Thursday, March 11, 2010
Refrigerant gas
The invention: A safe refrigerant gas for domestic refrigerators,
dichlorodifluoromethane helped promote a rapid growth in the
acceptance of electrical refrigerators in homes.
The people behind the invention:
Thomas Midgley, Jr. (1889-1944), an American engineer and
chemist
Charles F. Kettering (1876-1958), an American engineer and
inventor who was the head of research for General Motors
Albert Henne (1901-1967), an American chemist who was
Midgley’s chief assistant
Frédéric Swarts (1866-1940), a Belgian chemist
Toxic Gases
Refrigerators, freezers, and air conditioners have had a major impact
on the way people live and work in the twentieth century.With
them, people can live more comfortably in hot and humid areas,
and a great variety of perishable foods can be transported and
stored for extended periods. As recently as the early nineteenth century,
the foods most regularly available to Americans were bread
and salted meats. Items now considered essential to a balanced diet,
such as vegetables, fruits, and dairy products, were produced and
consumed only in small amounts.
Through the early part of the twentieth century, the pattern of
food storage and distribution evolved to make perishable foods
more available. Farmers shipped dairy products and frozen meats
to mechanically refrigerated warehouses.
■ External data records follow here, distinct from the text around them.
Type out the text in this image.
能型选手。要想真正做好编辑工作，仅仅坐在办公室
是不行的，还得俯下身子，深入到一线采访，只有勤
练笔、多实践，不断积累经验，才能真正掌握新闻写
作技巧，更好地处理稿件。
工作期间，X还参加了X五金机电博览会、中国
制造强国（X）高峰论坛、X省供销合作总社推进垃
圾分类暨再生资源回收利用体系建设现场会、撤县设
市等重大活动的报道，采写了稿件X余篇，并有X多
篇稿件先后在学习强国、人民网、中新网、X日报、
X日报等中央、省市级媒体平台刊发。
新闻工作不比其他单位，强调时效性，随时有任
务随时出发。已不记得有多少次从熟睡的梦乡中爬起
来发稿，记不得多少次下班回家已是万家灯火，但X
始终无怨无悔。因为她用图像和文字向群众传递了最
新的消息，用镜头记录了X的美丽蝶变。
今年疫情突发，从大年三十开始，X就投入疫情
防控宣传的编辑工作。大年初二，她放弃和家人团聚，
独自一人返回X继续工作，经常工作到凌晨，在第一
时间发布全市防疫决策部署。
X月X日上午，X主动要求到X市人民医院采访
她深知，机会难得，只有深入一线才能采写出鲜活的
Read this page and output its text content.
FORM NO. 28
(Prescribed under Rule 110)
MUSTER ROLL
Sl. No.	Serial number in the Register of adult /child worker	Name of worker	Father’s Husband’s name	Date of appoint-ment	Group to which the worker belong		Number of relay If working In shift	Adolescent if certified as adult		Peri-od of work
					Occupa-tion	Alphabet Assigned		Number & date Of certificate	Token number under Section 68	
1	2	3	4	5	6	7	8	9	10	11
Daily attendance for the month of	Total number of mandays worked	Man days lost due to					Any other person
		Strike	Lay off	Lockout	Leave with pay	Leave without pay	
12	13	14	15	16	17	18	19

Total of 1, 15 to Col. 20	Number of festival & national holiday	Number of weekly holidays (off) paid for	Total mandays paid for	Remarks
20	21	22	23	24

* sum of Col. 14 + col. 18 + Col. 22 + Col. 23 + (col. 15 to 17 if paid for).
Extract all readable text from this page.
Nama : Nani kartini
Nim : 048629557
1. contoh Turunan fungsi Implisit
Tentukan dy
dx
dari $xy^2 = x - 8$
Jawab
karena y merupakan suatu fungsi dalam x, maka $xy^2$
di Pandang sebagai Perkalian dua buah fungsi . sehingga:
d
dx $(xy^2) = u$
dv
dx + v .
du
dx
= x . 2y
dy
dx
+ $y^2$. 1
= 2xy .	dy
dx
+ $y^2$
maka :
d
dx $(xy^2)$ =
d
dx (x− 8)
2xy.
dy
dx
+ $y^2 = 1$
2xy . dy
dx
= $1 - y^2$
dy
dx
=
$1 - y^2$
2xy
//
Smaller stores and most
American households used iceboxes to keep perishable foods fresh.
The iceman was a familiar figure on the streets of American towns,
delivering large blocks of ice regularly.
In 1930, domestic mechanical refrigerators were being produced
in increasing numbers. Most of them were vapor compression machines,
in which a gas was compressed in a closed system of pipes
outside the refrigerator by a mechanical pump and condensed to a liquid. The liquid was pumped into a sealed chamber in the refrigerator
and allowed to evaporate to a gas. The process of evaporation
removes heat from the environment, thus cooling the interior of the
refrigerator.
The major drawback of early home refrigerators involved the
types of gases used. In 1930, these included ammonia, sulfur dioxide,
and methyl chloride. These gases were acceptable if the refrigerator’s
gas pipes never sprang a leak. Unfortunately, leaks sometimes
occurred, and all these gases are toxic. Ammonia and sulfur
dioxide both have unpleasant odors; if they leaked, at least they
would be detected rapidly. Methyl chloride however, can form a
dangerously explosive mixture with air, and it has only a very faint,
and not unpleasant, odor. In a hospital in Cleveland during the
1920’s, a refrigerator with methyl chloride leaked, and there was a
disastrous explosion of the methyl chloride-air mixture. After that,
methyl chloride for use in refrigerators was mixed with a small
amount of a very bad-smelling compound to make leaks detectable.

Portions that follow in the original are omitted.